Choosing between a bathtub and a shower for your bathroom renovation can have a major impact in your daily life. Everything from your energy bills to the safety of your family members are areas of consideration. While showers are the go-to for speed and convenience, bathtubs tend to offer a more relaxing, luxurious experience. Deciding on which is a better fit for you and your household comes down to more than personal preference. Think beyond your ideal bathing or showering experience and compare the advantages of showers and bathtubs to find the one that best fits your goals and lifestyle.


While there is no one-size-fits-all bathroom, an average bathroom may measure as little 5 by 8. Standard bathtubs, on the other hand, often measure 30 inches wide, but can reach as long as 72 inches, according to This Old House.
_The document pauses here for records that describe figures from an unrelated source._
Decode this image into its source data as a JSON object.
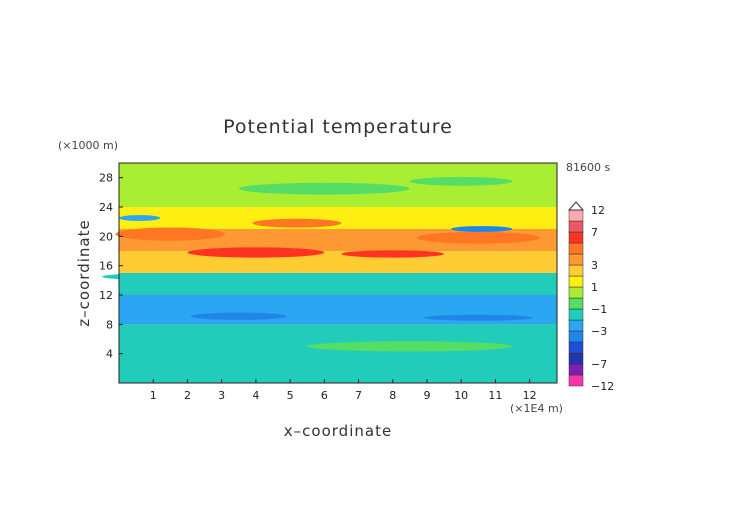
{
  "chart_data": {
    "type": "heatmap",
    "title": "Potential temperature",
    "xlabel": "x–coordinate",
    "ylabel": "z–coordinate",
    "x_unit": "(×1E4 m)",
    "y_unit": "(×1000 m)",
    "time_label": "81600 s",
    "xlim": [
      0,
      12.8
    ],
    "ylim": [
      0,
      30
    ],
    "x_ticks": [
      "1",
      "2",
      "3",
      "4",
      "5",
      "6",
      "7",
      "8",
      "9",
      "10",
      "11",
      "12"
    ],
    "y_ticks": [
      "4",
      "8",
      "12",
      "16",
      "20",
      "24",
      "28"
    ],
    "colorbar_ticks": [
      "12",
      "7",
      "3",
      "1",
      "−1",
      "−3",
      "−7",
      "−12"
    ],
    "colorbar_levels": [
      -12,
      -9,
      -7,
      -5,
      -4,
      -3,
      -2,
      -1,
      0,
      1,
      2,
      3,
      4,
      5,
      7,
      9,
      12
    ],
    "colorbar_colors": [
      "#ff33aa",
      "#7a1fb0",
      "#2233b0",
      "#1f4fd8",
      "#1f86e8",
      "#2aa6f2",
      "#22ccbb",
      "#55dd66",
      "#aaee33",
      "#ffee11",
      "#ffcc33",
      "#ff9933",
      "#ff7722",
      "#ff3322",
      "#e85a66",
      "#ffaaaa"
    ],
    "z_approx_profile": [
      {
        "z_range": [
          0,
          6
        ],
        "value": -1.5
      },
      {
        "z_range": [
          6,
          8
        ],
        "value": -2
      },
      {
        "z_range": [
          8,
          12
        ],
        "value": -3
      },
      {
        "z_range": [
          12,
          15
        ],
        "value": -1.5
      },
      {
        "z_range": [
          15,
          18
        ],
        "value": 2.5
      },
      {
        "z_range": [
          18,
          21
        ],
        "value": 3
      },
      {
        "z_range": [
          21,
          24
        ],
        "value": 1
      },
      {
        "z_range": [
          24,
          30
        ],
        "value": 0
      }
    ]
  }
}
Stand-alone showers, however, range from 36 by 36 inches to 36 by 48. The smaller footprint of a shower allows it to fit more easily in small bathrooms than would bathtubs, freeing up space for additional features and necessities. Eliminating the tub in favor of the shower also allows homeowners to incorporate a larger, spa-like shower rather than the standard enclosure, while still utilizing less space than the average bathtub.

Energy Efficiency

When it comes to energy efficiency and water conservation, a quick shower virtually always beats a bath. The average bathtub holds 25 to 45 gallons, according to the Alliance for Water Efficiency. Using a modern low-flow showerhead, which uses 2.5 gallons per minute, a 5-minute shower consumes just 12.5 gallons of water. Even a pre-1992 showerhead rated at 5 GPM consumes 25 gallons during a 5-minute shower, which is less than the amount used to fill most standard bathtubs. For those who tend to stretch showers out for a longer period, however, bathtubs may have the advantage over showers. For example, a 10-minute shower consumes 25 gallons at 2.5 GPM, or a whopping 50 gallons of water at 5 GPM, more than the largest standard bathtubs.
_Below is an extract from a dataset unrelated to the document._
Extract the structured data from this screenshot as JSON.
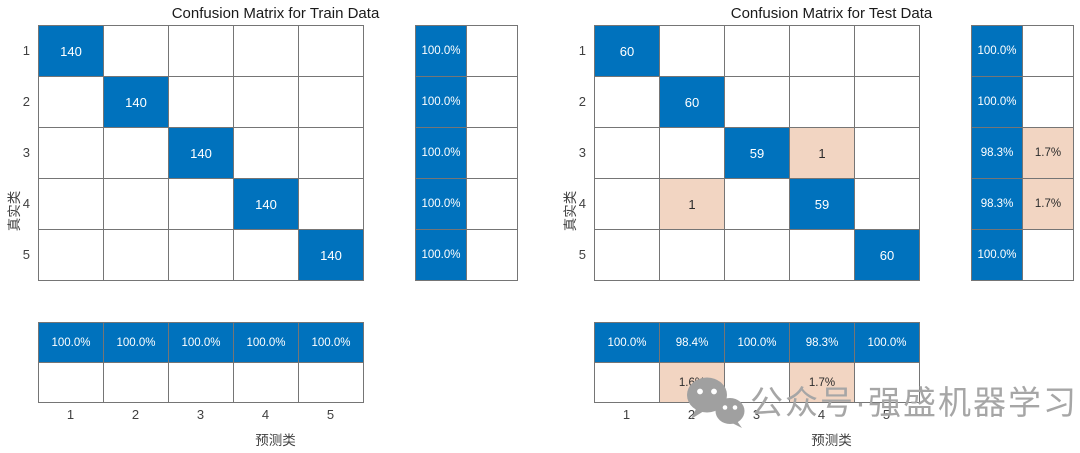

If you're considering swapping out your bathtub for a stand-alone shower unit, consider the impact this decision could have when it's time to sell your home. While a shower-only home may not necessarily have less value than one with a bathtub, it may take longer to sell, according to the National Association of Realtors. Keep at least one bathtub in the home to avoid turning off families and buyers with children, who may prefer a tub for easy bathing.
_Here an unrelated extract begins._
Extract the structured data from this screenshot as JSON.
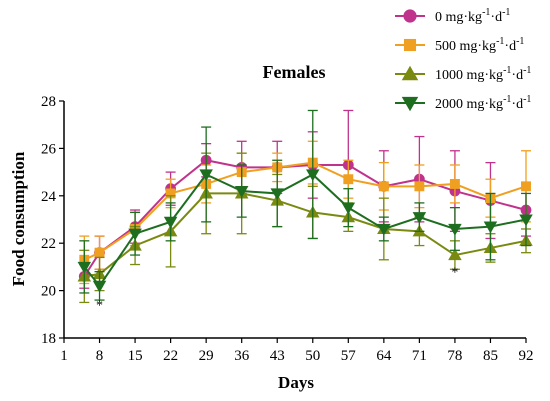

Climbing in and out of the bathtub can be difficult for the elderly, disabled or those with limited mobility. For these individuals, showers provide a safety and accessibility advantage over bathtubs, particularly showers with a curbless or roll-in design. If someone in your family has difficulty using the tub, a shower may allow them to enjoy independent bathing with less difficulty than using a bathtub.